The steel service center — a Connecticut-based firm that stores and prepares the metal for fabricators and manufacturers — was looking for a Midwest location to be closer to customers. It picked a former steel mill factory, where it could build a dock for barges on the river and a rail spur connecting it to the Norfolk Southern line, lowering the costs of getting steel to the site, said Oak Williams, general manager of the company’s Scioto outpost.
“If you look at a map, this is ground zero for access to all those locations,” said Williams. But it still took four years to clean up the site and bring in gas lines, he said.
Infra-Metals opened in late 2013 with 24 workers and now has 70 on its payroll, most of whom have no more than a high school education. It hopes to grow north of 100 people if the national economy remains strong and investment in construction and infrastructure continues. Starting pay is $12.75 an hour, but workers can earn more than $40,000 a year when a profit-sharing program is factored in.
Though Infra-Metals operates in a 280,000-square-foot facility on 50 acres, its business doesn’t require as many workers as its predecessor on the site. The steel mill, which operated from 1828 to 1980, employed as many as 6,000 workers in its heyday in the middle of the last century.
“You just don’t need as many hands to get the job done,” he said.
Other companies opt to open up shop in Scioto County out of loyalty to their community. And, by keeping production in the U.S., they can keep a closer eye on quality and in better touch with customers, they say.
Appalachian Wood Floors is one homegrown business that’s expanding swiftly. Launched 15 years ago in a former brick factory, the firm makes up to 60,000-square-feet of flooring — enough for 40 houses — a day.
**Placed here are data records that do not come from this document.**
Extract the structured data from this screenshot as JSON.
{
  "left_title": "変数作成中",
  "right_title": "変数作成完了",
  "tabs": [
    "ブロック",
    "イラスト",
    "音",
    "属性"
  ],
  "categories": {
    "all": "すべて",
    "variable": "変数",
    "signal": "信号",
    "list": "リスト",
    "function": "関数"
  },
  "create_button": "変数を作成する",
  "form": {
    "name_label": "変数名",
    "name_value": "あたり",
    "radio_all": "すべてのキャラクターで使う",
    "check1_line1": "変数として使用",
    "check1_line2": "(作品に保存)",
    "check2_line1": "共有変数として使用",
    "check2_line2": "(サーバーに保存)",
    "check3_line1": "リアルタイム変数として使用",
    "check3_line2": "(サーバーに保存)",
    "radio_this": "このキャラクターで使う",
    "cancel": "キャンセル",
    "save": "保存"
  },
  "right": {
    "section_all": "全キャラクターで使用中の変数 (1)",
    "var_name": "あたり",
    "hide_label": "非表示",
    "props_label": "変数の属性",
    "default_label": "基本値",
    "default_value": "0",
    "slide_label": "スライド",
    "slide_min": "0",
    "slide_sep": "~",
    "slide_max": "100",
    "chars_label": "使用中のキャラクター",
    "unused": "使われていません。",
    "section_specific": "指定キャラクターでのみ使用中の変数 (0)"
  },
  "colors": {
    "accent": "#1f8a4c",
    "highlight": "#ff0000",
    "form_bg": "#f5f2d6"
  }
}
Its staffing has swelled from 10 people to 120 today, and it plans to add another 20 when it expands its manufacturing operations into a new building. Workers start at $9 an hour.
The Graf family, which owns the company, are longtime residents of the area and have worked with wood for three generations. Robert Graf ran a saw mill in the mid-1900s, taking advantage of the surrounding Appalachian hardwoods. Two of his sons operate a lumber mill in nearby Kentucky, while another son and grandson oversee the flooring factory in Portsmouth, the county seat of Scioto.
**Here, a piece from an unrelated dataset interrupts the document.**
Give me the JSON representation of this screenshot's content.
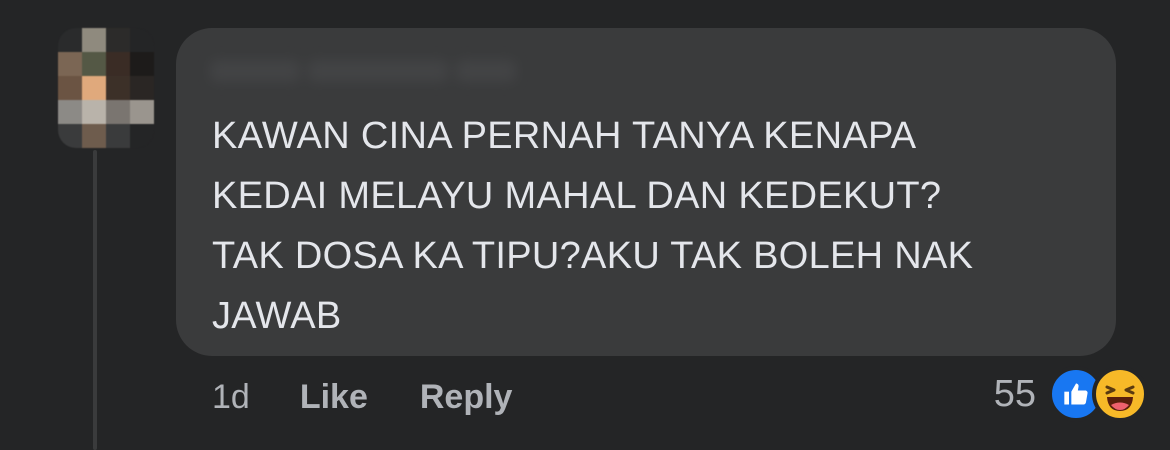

Appalachian Wood Floors doesn’t try to compete with cheaper imports, said Andrew Graf, president and one of the third-generation family members in the business. It has found a niche in the high-end market, catering to both residential and commercial customers.
Not only is it possible to revive manufacturing in the U.S., it’s essential for the nation’s economy and communities, said Graf, 33. He has witnessed the fallout from corporate disinvestment. Most of his high school classmates went away to college and never came back because there was nothing for them in Scioto.
“It’s our generation’s responsibility to create what was here once before and give the people the opportunity to stay here,” he said. “What got lost is the sense that we also have a duty to the people who helped us build the companies, not just cut them a paycheck and move on because we figured out we can save one-tenth of 1% by moving to Mexico or wherever.”